Great mystery rock albums — like “Enter the Mirror,” a great mystery rock song — do not fall from the sky. They derive as much from their authors as from the efforts of the crate diggers and critics who pluck them from obscurity, hail them as forgotten masterpieces, and cloak their creators in the technicolor dream coat of the modern anti-hero. (The acid casualty Syd Barrett, after he lost his mind and left Pink Floyd, is one of history’s most well-known examples). The music, of course, must be in some way deserving of all this retroactive myth-making; but no great rock record becomes a great mystery rock record without a colorful backstory to boot– or better yet, bits and pieces of one.

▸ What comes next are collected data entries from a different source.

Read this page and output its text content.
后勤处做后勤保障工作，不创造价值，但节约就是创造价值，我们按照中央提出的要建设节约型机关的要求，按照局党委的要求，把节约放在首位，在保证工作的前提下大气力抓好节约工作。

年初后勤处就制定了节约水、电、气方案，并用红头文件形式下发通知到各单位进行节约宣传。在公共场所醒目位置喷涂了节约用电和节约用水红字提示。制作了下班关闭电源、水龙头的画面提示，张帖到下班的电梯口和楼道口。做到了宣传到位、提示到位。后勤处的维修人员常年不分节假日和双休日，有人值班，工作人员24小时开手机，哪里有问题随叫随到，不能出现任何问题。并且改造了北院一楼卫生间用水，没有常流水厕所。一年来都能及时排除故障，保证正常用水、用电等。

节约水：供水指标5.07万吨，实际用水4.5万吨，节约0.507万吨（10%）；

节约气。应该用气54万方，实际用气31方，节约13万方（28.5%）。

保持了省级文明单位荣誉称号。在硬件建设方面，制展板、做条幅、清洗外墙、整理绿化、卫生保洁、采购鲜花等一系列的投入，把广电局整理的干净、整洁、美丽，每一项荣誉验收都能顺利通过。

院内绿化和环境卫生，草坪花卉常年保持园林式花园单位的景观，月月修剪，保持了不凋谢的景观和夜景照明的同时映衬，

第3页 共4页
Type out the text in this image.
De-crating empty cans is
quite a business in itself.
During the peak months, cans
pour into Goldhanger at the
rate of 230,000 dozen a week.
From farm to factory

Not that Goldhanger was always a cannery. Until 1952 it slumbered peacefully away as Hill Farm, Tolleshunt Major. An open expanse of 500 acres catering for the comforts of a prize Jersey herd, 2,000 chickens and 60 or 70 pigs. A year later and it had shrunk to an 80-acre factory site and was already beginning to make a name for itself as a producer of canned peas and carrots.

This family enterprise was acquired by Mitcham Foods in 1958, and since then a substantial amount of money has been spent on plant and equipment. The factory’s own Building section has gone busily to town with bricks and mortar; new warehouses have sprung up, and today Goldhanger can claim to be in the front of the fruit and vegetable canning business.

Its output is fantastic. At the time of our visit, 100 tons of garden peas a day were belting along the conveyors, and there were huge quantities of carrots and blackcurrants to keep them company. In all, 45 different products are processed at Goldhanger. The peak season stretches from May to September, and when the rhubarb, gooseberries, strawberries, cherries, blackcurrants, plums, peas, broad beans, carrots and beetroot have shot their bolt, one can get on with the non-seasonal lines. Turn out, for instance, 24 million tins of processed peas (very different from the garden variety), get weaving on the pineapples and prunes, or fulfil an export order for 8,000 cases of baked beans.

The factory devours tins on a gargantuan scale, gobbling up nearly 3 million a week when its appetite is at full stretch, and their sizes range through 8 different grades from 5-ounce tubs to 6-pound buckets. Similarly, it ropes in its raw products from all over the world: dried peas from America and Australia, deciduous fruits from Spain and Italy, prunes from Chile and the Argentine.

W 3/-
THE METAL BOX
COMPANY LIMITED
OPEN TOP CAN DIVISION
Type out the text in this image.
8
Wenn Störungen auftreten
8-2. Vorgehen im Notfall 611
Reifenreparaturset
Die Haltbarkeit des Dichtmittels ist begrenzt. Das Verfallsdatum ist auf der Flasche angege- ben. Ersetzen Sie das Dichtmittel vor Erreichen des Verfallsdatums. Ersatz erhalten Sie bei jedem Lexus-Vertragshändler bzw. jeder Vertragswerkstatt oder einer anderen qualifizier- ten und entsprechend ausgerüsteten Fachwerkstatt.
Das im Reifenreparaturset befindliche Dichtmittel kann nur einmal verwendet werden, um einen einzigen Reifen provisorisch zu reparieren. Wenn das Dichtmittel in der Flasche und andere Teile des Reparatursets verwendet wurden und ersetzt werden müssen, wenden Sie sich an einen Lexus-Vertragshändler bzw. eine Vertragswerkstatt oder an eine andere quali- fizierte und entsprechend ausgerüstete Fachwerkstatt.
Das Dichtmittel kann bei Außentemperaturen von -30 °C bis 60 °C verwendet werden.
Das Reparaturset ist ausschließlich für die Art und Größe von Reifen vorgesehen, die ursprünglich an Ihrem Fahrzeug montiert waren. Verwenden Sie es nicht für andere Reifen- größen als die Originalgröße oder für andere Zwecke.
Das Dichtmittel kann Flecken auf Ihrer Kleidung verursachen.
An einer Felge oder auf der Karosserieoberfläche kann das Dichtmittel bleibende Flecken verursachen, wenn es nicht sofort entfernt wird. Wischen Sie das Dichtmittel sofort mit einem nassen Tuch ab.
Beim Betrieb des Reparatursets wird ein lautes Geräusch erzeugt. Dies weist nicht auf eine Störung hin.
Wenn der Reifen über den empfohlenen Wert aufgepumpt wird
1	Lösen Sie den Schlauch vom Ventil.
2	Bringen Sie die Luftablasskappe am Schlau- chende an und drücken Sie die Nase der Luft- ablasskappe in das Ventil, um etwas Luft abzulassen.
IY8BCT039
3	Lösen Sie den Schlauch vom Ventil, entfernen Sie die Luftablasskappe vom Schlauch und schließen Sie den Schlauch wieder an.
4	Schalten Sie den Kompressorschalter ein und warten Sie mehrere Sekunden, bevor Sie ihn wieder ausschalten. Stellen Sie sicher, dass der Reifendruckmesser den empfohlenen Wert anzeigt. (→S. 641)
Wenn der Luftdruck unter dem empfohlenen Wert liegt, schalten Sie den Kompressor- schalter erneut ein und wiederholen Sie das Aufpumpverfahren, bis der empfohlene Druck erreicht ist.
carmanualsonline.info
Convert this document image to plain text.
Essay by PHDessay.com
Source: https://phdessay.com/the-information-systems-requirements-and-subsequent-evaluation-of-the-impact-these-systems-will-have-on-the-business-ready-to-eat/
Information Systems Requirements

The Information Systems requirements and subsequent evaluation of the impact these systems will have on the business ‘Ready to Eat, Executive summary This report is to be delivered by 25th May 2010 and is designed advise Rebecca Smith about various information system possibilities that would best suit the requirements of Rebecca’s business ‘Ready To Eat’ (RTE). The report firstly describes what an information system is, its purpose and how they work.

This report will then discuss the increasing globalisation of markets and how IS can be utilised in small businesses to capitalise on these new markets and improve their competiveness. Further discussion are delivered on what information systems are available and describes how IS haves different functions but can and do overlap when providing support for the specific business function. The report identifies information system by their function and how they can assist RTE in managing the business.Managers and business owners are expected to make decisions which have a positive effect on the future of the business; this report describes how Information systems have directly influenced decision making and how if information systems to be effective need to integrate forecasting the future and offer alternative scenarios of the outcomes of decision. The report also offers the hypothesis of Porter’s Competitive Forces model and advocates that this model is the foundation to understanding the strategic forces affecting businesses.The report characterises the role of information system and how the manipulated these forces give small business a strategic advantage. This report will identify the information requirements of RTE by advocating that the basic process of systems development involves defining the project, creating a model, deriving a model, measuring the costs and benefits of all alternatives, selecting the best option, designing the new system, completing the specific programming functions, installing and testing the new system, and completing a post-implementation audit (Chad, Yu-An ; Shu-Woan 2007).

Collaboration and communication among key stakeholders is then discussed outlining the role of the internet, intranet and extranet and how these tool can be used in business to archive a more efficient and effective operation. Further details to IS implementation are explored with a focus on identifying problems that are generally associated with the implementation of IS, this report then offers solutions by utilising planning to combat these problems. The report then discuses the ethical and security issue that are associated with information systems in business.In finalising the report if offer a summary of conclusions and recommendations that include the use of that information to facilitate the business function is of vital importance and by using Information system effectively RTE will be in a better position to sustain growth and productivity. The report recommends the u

In the case of Les Rallizes Dénudés, the hook is not insanity, but radical politics. Like contemporaries Amon Düül II in Germany, LRD made self-described protest music, planting their endless space-rock improvisations at the front-lines of the Japanese student demonstrations of 1968 — including the “Barricades A Go-G0” concert at Kyoto University, organized by a group of students who had occupied the school . LRD’s brand of militancy had almost nothing to do with words (distorted past recognition by delay, whatever Takashi happened to be singing about) and everything to do with sensory assault. In the vein of The Velvet Underground, whom they may not even have been aware of, their live shows combined extreme (even excess) volume with the visual disorientation of strobe lights and mirror balls. Eventually, they cranked up the gain so high that they alienated even the avant-garde theatrical troupes they had recruited to perform alongside them.